Diese besondere Atmosphäre macht sich auch im German Haus bemerkbar, das die Initiative Musik bereits seit etwa zehn Jahren betreut. Dort finden Sie inzwischen nicht nur Vertreterinnen und Vertreter aus der deutschen Musikbranche, sondern auch aus dem Film- und Tech-Bereich. Ich denke, das ist eine große Bereicherung, auch wenn es natürlich eine große Herausforderung ist, den verschiedenen Ansprüchen gerecht zu werden. Was mich besonders freut, ist, dass der German Showcase mit Auftritten von Bands aus Deutschland in diesem Jahr extrem gut besucht war und bei den internationalen Gästen und Musikmanagerinnen und -managern sehr gut ankam. Für die Musikerinnen und Musiker haben sich dadurch Möglichkeiten eröffnet, auf Festivals in Kanada, den USA und anderen Ländern aufzutreten.

Das sind tolle Aussichten. Aber Konzerte im Ausland erfordern auch viel Vorbereitung. Helfen Sie den Musikerinnen und Musikern dabei?

Sikorski: Auch hier bieten wir Unterstützung an: bei den Reisekosten, den Visagebühren usw. Das gilt nicht nur für die Musikerinnen und Musiker selbst, sondern auch für das Management, wenn zum Beispiel vorab Besprechungstermine im Ausland wahrgenommen werden müssen.

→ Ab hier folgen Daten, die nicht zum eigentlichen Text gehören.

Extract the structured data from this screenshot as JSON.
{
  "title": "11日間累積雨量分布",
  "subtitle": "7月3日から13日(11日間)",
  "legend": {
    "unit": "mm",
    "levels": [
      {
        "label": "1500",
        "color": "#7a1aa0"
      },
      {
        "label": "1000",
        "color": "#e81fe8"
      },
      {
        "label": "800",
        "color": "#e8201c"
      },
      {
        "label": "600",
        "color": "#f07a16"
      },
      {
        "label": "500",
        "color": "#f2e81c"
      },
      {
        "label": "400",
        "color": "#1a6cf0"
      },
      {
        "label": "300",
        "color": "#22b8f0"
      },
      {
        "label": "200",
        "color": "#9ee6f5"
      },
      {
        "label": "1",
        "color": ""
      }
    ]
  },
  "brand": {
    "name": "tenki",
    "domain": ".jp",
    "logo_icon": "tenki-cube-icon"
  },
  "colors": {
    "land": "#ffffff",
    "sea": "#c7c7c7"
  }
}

Beim nächsten SXSW ist die Initiative Musik wieder mit dabei?

Sikorski: Auf jeden Fall! Wir freuen uns, wenn wir wieder tolle Bands nach Austin schicken können. Auf der SXSW spielen sie oftmals nicht nur auf unserem eigenen Showcase, sondern werden auch vom Booking der SXSW für andere Festival-Auftritte gebucht. Sobald die nächste Ausschreibung läuft, werden wir diese über unseren Newsletter verkünden. Ein herzliches Dankeschön geht in diesem Zusammenhang auch an das Bundeswirtschaftsministerium und das Referat für Kultur- und Kreativwirtschaft, die uns hoffentlich auch im kommenden Jahr tatkräftig bei der Präsenz der deutschen Musikszene auf der SXSW unterstützen werden.